10K time VdotO2 %larger than VdotO2 @ 37 min 10K
36:55.0 52.4 0.27
36:50.0 52.55 0.55
36:45.0 52.69 0.82
36:40.0 52.84 1.11
36:35.0 52.99 1.40
36:30.0 53.14 1.68
36.25.0 53.29 1.97
I don't know if that's 100g in total shoe or per shoe. Let's say its total shoe. This means the difference in wearing say Asics Piranhas (122g) v. Saucony Kinvara (224g) is about 200g or 2% VdotO2 or about 35s over 10K assuming all else equal of course (like how much muscle work is being used to dampen impact forces). Thats about 1s/mile/oz/shoe. If its 1% per 100g per shoe then the difference would be only 17s. That's significant enough to me to wear Asics Piranhas (I do) or the Inov8 155s (I do that to). This doesn't mean I would advise you to wear Asics Piranhas or Inov8 155s for a marathon because I'm guessing there would be variables other than weight (and having to do with dampening of impact forces) that would affect performance.
OK what about socks. Its hard to find the weight of socks but a pair of swiftwick aspire zeros weighs 23g for the pair. That's about an expected 0.23% difference in performance, or something just less than 5s according to the chart above. That's not very much and probably not worth the consideration. But then maybe you wear a heavier sock?

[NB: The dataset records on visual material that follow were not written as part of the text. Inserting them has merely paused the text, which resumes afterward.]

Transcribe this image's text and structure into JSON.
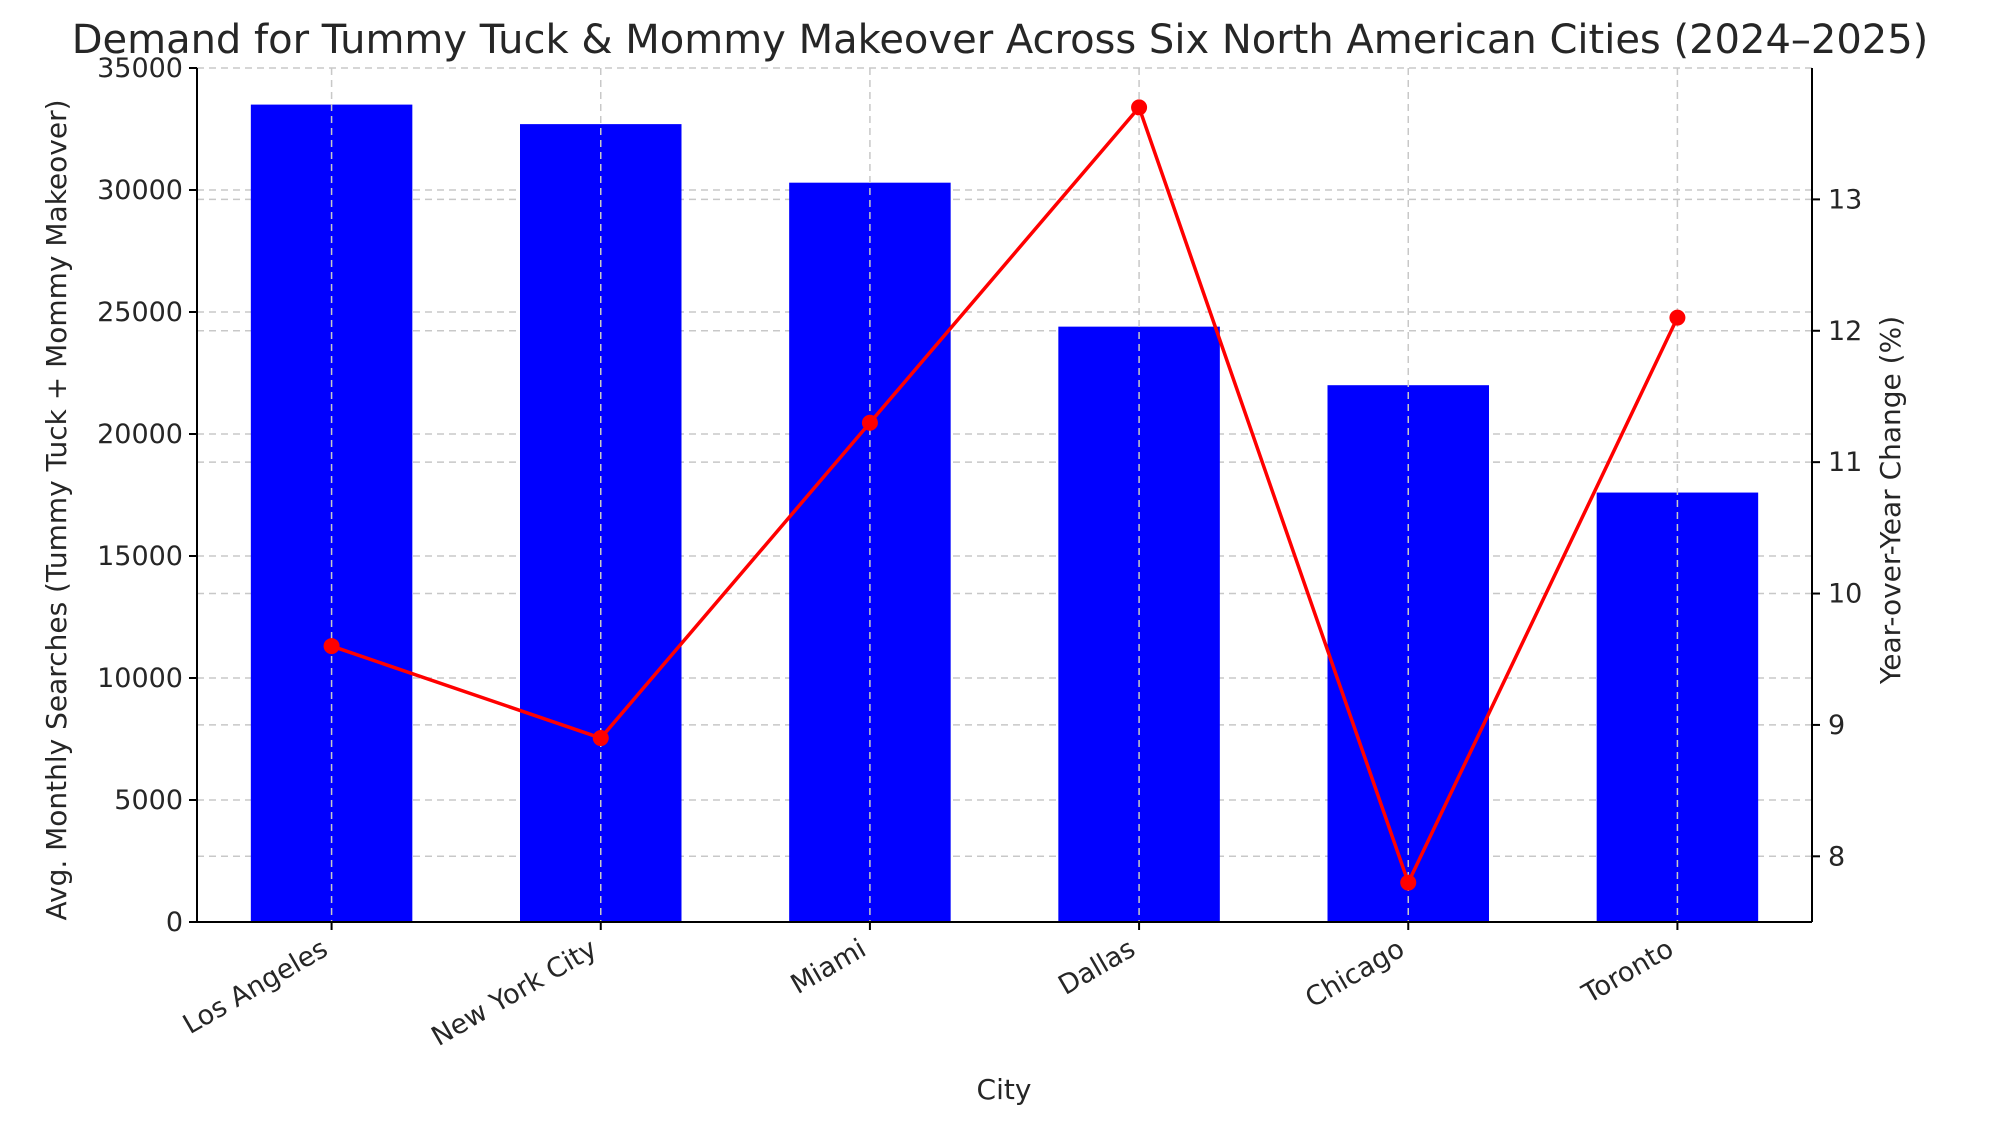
{
  "chart_data": {
    "type": "bar",
    "title": "Demand for Tummy Tuck & Mommy Makeover Across Six North American Cities (2024–2025)",
    "xlabel": "City",
    "ylabel": "Avg. Monthly Searches (Tummy Tuck + Mommy Makeover)",
    "y2label": "Year-over-Year Change (%)",
    "categories": [
      "Los Angeles",
      "New York City",
      "Miami",
      "Dallas",
      "Chicago",
      "Toronto"
    ],
    "series": [
      {
        "type": "bar",
        "axis": "left",
        "values": [
          33500,
          32700,
          30300,
          24400,
          22000,
          17600
        ],
        "color": "#0000ff"
      },
      {
        "type": "line",
        "axis": "right",
        "values": [
          9.6,
          8.9,
          11.3,
          13.7,
          7.8,
          12.1
        ],
        "color": "#ff0000",
        "marker": "circle"
      }
    ],
    "ylim": [
      0,
      35000
    ],
    "yticks": [
      0,
      5000,
      10000,
      15000,
      20000,
      25000,
      30000,
      35000
    ],
    "y2lim": [
      7.5,
      14.0
    ],
    "y2ticks": [
      8,
      9,
      10,
      11,
      12,
      13
    ],
    "grid": true
  }
}
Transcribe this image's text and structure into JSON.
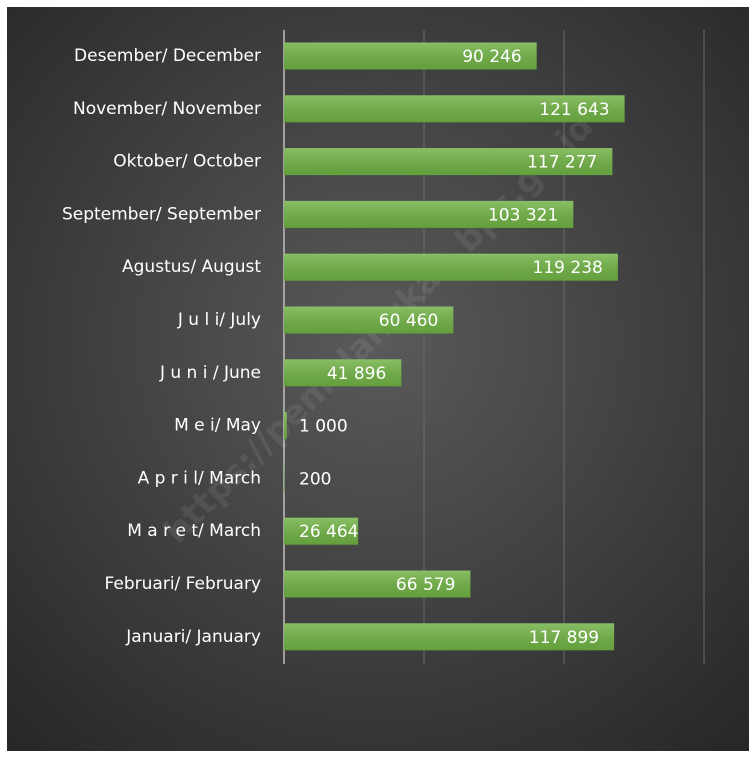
{
  "chart_data": {
    "type": "bar",
    "orientation": "horizontal",
    "categories": [
      "Januari/ January",
      "Februari/ February",
      "M a r e t/ March",
      "A p r i l/ March",
      "M e i/ May",
      "J u n i / June",
      "J u l i/ July",
      "Agustus/ August",
      "September/ September",
      "Oktober/ October",
      "November/ November",
      "Desember/ December"
    ],
    "values": [
      117899,
      66579,
      26464,
      200,
      1000,
      41896,
      60460,
      119238,
      103321,
      117277,
      121643,
      90246
    ],
    "value_labels": [
      "117 899",
      "66 579",
      "26 464",
      "200",
      "1 000",
      "41 896",
      "60 460",
      "119 238",
      "103 321",
      "117 277",
      "121 643",
      "90 246"
    ],
    "color": "#70b244",
    "xlim": [
      0,
      150000
    ],
    "xticks": [
      0,
      50000,
      100000,
      150000
    ],
    "grid": true,
    "watermark": "https://pemalangkab.bps.go.id"
  }
}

What about a pair of "performance enhancing compression socks"? I can't find how much these weigh. Plus the penalty in VdotO2 won't be exactly correct because lots of that weight is closer to the center of rotation. And then I'm not sure about the "everything else equal" assumption with compression socks since they are at least advertised to enhance performance because of the compression.
PS - well I just googled around and found the source. Confirms what I've written and fills in some unknowns as well.